What "innovations" have been prevented or hindered by systemd? I guess you could argue "well, we can't know" but then what is the argument here really? I'm guessing there is something concrete your thinking about here, that systemd made impossible, but I'm not understanding what you're referencing, I can't recall anything like that.
Maybe it isn't as popular as you would have wanted, but I don't think that's the same as claiming it's been hindered by systemd.
Devuan lets you choose an init system so you do not have to use sys V init: https://www.devuan.org/os/init-freedom
A number of other distros also use init systems other than sysv init or systemd: Void, Alphine, etc.
OpenRC does support parallel startup but for a desktop it's already fast enough without it - my whole Linux bootup sequence is faster than BIOS POST.
The problem of systemd was the fact Lennart Poettering is smartest person in the universe and why the smartest person in the universe would bother to listen to feedback of any lesser beings ?
But I'm happily not using systemd and it's not something that causes me any particular trouble.
Systemd pushed forward proper usage of capabilities, better watchdogs (in a broader sense, as systemd supports all kinds of them), isolation, policies, and so on and so forth. You need it all to efficiently control the daemons, and it's great when it's all available in a single suite.
having to manually deal with daemons was so painful, to the point of being exoteric.

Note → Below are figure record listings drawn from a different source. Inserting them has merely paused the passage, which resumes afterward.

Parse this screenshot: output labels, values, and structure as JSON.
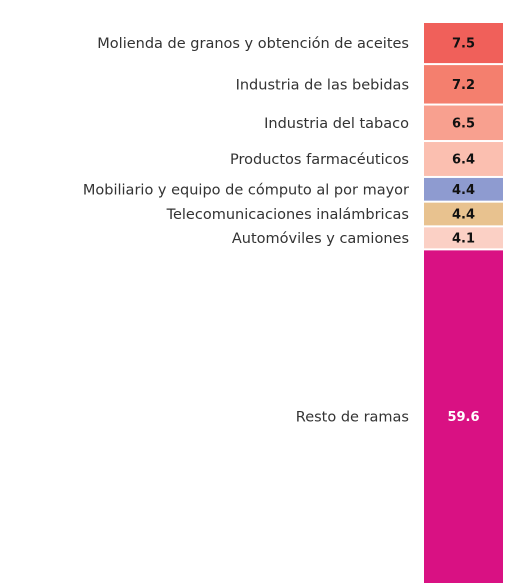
{
  "chart_data": {
    "type": "bar",
    "stacked": true,
    "categories": [
      "Molienda de granos y obtención de aceites",
      "Industria de las bebidas",
      "Industria del tabaco",
      "Productos farmacéuticos",
      "Mobiliario y equipo de cómputo al por mayor",
      "Telecomunicaciones inalámbricas",
      "Automóviles y camiones",
      "Resto de ramas"
    ],
    "values": [
      7.5,
      7.2,
      6.5,
      6.4,
      4.4,
      4.4,
      4.1,
      59.6
    ],
    "colors": [
      "#f0605a",
      "#f47f6e",
      "#f8a08f",
      "#fbbfb0",
      "#8e9bd0",
      "#e8c28f",
      "#fbd0c5",
      "#d91183"
    ],
    "label_colors": [
      "#111111",
      "#111111",
      "#111111",
      "#111111",
      "#111111",
      "#111111",
      "#111111",
      "#ffffff"
    ]
  }
}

* multiple java based apps wrote pid in java which meant few secs after JVM started, so calling start -> status made status return app is not running, which tripped some tools
* mysql wrote pid in /var/run which was (at that time, most moved it to tmpfs finally, and that is also easier with systemd) not removed on stop. and on start it only checked whether PID existed in system, not what the PID was. So sometimes if some other app happened to get same PID as mysql on previous boot, mysql would not start on boot
* there was no checks on whether stuff app needs is mounted so some volume failing to mount could make app start with empty dir and lead to a mess.
It has problems. But it's also a massive improvement.
It is like the cult of "The UNIX Philosophy" hardly found in any commercial UNIX that spun out of AT&T UNIX System V.
I have lots of 30-year old books on "Modern XXX" which makes you realise that the label is a bit meaningless. To put it another way, there are 30 year old operating systems with a much more "modern" design than Linux has...and we're not using them. It's not "modernity" per se that obviously tops the list of criteria or we'd be using something like BeOS or even Windows.
Just through some random mess of unintegrated incomplete long abandoned half baked subsystems?
I really want to know, what do you use instead?
https://www.devuan.org/os/init-freedom
It lists other options. It also lists other operating systems that don't use systemd.
I think what I hate most about systemd is that it has seemingly indoctrinated so many into believing that there are no viable alternatives, only some random mess of unintegrated incomplete long abandoned half-baked subsystems.